Unlike the network it hopes to compete against, Fox Sports 1 lacks an official slogan. For the time being, “Give us time,” might suffice.
How much time remains to be seen. The all-sports network has been on the air only since August, making its debut amid considerable hype that included chatter about taking on cable giant ESPN, the self-anointed “Worldwide Leader in Sports.”
Catchy and conceited, the label represents something to aim for and a level of achievement for Fox. Reaching it will not happen quickly, if at all. The ratings, improving but still minuscule, confirm it will be a long slog.
“Everything is going to evolve, not one day to the next, but over time,” veteran Fox executive David Nathanson said.
“We see this as a long-term thing,” said Jay Onrait, one of the two anchors of Fox Sports Live, the network’s studio show and centerpiece of its original content. “It is a business, and we need the ratings to improve, no question about it. We’re lucky to be with a company that allows this to happen.”
College football and basketball, and UFC have been the early staples on Fox Sports 1 so far. NASCAR, MLB playoffs, golf and FIFA are among the popular live events on the way. More are being sought.
“I see us slowly but surely adding more properties,” Onrait said.
“The core of the network is going to be built around live sports,” media consultant Chris Bevilacqua said.
Nathanson recently took direct charge of Fox Sports 1, which is the re-named and converted Speed channel. He also runs Fox Sports 2, formerly Fuel TV, which provides bonus coverage of sports seen on Fox Sports 1. He appreciates the value of live programming but also touts the network’s original content. Foremost in that category is the studio show “Fox Sports Live,” which pointedly attempts to be more irreverent, if not outright zanier, than its well-established ESPN counterpart, “SportsCenter.”
That’s where Onrait, who once took a stab at stand-up comedy, and his partner, Dan O’Toole, come in. The pair teamed up for 10 years on the Canadian equivalent of “SportsCenter.” Their humor ranges from sly to frat-boy, and anything just about anything goes on the set. But not eating. O’Toole once ate a pie, on camera, during the course of a show, prompting a no-food edict.
“Fox Sports Live” is big on graphics and discussion panels of mostly ex-jocks (Gary Payton, Donovan McNabb, Gabe Kapler) who try to be loud and edgy and certain of their predictions, like Kapler stating forthrightly that “Robinson Cano will play second base for the New York Yankees,” the day before the second baseman signed a monster free-agent contract with Seattle.
Onrait and O’Toole are both funny guys, but their chemistry was the drawing card.
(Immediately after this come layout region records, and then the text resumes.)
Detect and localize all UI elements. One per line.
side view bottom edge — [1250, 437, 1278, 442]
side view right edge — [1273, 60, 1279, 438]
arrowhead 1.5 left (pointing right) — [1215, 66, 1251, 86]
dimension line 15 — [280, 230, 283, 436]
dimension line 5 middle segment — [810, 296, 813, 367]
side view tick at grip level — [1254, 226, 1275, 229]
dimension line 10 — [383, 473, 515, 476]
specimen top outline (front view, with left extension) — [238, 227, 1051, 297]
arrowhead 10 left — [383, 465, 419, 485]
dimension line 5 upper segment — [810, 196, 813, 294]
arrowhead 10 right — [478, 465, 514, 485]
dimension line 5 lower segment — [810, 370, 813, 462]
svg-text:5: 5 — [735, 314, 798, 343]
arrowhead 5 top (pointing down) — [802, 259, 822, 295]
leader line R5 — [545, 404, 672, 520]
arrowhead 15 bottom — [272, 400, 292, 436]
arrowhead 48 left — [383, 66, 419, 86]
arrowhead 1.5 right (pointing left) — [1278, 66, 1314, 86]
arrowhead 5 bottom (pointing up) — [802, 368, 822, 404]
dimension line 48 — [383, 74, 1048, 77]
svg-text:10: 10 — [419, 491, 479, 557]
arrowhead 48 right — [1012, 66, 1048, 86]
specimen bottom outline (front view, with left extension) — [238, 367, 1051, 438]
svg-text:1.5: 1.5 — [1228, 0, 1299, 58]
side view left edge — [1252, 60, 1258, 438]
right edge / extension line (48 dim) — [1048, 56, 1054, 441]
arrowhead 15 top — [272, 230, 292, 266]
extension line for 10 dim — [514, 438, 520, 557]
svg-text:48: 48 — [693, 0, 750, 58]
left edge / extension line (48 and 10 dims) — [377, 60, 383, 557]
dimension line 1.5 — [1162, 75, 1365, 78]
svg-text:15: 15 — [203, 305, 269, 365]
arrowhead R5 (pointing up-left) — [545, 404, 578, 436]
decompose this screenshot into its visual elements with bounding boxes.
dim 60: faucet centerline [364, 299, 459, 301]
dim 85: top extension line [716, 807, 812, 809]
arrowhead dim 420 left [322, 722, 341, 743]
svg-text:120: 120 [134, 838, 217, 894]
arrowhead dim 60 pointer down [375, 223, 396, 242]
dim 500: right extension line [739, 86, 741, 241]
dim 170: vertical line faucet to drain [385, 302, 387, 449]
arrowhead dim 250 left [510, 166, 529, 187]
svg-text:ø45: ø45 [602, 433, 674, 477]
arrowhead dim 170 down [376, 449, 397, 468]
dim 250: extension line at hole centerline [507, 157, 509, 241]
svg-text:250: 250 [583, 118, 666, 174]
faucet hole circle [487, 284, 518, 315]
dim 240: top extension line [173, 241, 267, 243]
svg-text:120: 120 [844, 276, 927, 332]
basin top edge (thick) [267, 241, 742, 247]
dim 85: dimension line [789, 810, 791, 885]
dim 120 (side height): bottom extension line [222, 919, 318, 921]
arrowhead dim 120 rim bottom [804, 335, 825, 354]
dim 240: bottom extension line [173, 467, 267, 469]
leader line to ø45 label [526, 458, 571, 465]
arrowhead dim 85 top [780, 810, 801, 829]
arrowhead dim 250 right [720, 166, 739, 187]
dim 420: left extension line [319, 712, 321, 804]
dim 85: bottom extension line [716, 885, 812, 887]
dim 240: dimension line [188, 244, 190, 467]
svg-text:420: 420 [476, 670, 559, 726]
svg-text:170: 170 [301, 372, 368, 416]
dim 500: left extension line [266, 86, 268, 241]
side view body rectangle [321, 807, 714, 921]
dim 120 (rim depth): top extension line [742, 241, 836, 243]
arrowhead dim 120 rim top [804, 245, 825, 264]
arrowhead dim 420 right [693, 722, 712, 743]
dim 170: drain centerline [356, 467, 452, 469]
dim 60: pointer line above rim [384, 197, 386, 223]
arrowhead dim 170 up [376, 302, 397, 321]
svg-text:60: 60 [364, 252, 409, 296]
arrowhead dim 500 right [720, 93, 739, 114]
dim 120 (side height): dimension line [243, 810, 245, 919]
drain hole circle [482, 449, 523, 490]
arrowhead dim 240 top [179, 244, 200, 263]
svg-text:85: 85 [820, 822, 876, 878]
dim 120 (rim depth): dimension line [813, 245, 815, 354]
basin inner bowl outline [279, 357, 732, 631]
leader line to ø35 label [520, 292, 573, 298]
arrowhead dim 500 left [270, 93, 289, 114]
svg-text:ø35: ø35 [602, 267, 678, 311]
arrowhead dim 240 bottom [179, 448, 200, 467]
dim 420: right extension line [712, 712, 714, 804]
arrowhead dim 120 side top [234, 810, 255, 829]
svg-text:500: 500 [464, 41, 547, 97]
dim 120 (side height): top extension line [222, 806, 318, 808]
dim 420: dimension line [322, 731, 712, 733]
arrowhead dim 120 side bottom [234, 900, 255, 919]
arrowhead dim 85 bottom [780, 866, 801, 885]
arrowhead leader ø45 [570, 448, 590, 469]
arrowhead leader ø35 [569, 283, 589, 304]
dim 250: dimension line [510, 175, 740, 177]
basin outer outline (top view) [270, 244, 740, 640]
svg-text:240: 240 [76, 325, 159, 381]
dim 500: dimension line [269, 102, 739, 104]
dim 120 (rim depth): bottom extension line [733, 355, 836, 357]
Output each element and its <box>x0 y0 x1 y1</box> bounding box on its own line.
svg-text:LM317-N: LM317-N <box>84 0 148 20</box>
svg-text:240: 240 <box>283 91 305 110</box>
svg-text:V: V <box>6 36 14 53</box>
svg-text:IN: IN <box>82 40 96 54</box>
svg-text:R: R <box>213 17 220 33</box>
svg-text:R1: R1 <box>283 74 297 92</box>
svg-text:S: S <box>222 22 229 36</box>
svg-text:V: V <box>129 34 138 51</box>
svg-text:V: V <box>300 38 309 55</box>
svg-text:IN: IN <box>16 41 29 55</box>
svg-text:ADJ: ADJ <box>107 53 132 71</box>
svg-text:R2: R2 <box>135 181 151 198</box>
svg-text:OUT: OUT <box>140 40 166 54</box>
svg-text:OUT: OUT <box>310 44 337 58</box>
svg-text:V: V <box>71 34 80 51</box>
“I hope that’s the reason Fox wanted to bring us down,” Onrait said. “In a lot of ways, chemistry is the thing you want to establish right off the bat. If viewers try to watch two people trying to get to know each other well on television, it doesn’t bode well for the future of the show.”
Nathanson said the show is “irreverent in a good way,” and that the goal is not to change what the basic format as pioneered by “SportsCenter,” which has been around for almost 35 years.
“Our goal is to take what works and do it with our own Fox attitude and bent,” Nathanson said. “One of the advantages of being a new network is you can pivot quickly.”
With about 90 million subscribers from the outset and an array of live sports, those inside the network and some outsiders are proclaiming early success.
“I must say it’s been one of the better launches I’ve seen in a sports network in the last decade,” Bevliacqua said.
“These things are not easy to do. They’ve been very thoughtful from the business side in procuring rights. … It’s not often you can launch a multisport, national cable network in 90 million homes in a world where there are a lot of people competing for major sports rights.”